Emmi had watched as her best friend grew thin and pale, hatred growing inside Donal, frustration and anger festering as he watched a collection of whimsically dressed ducks, one wearing a baseball cap favored by the missing Ronson, grow in number, displayed row upon row in the window of a Main Street shop, until the ducks became a tourist attraction unto themselves.
Alone in the wandering mist, Emmi worried what the temperamental shop keeper, Mr. Fitzhenry, who had already banned Donal from entering the shop during business hours, would do if he caught Donal breaking into the shop in the middle of the night.

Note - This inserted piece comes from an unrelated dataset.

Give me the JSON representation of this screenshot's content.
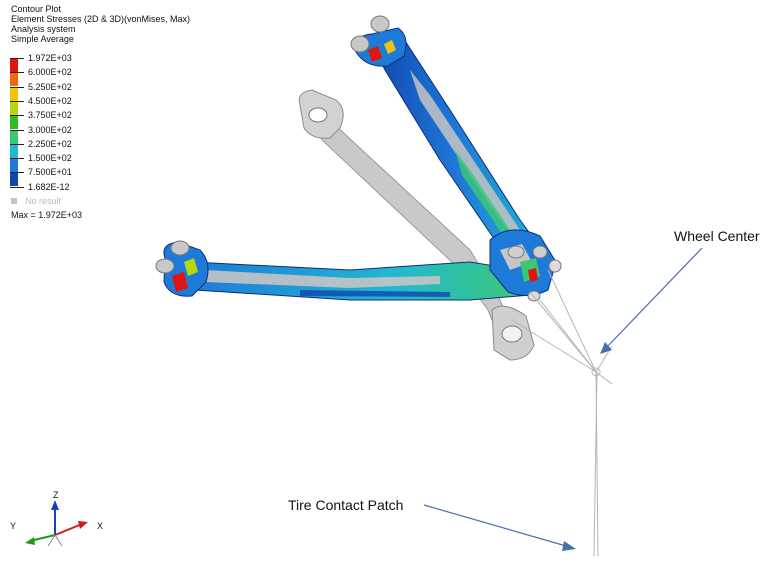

As a loud crack tumbled through the inky murk of midnight, followed by the electronic blare of a booming alarm and the thud of heavy footsteps, Emmi burst into action, keeping the lights off she moved the Jeep into the middle of the road, she pulled into the entryway of the parking lot of St. Stephen’s Church, pointing the Jeep towards the shortcut through the old park, then counting the seconds as instructed, Emmi waited, briefly, as the passenger door opened wide, and with gulping breaths, pulling a dazed Ronson behind him, Donal shouted, “Go, go, go!”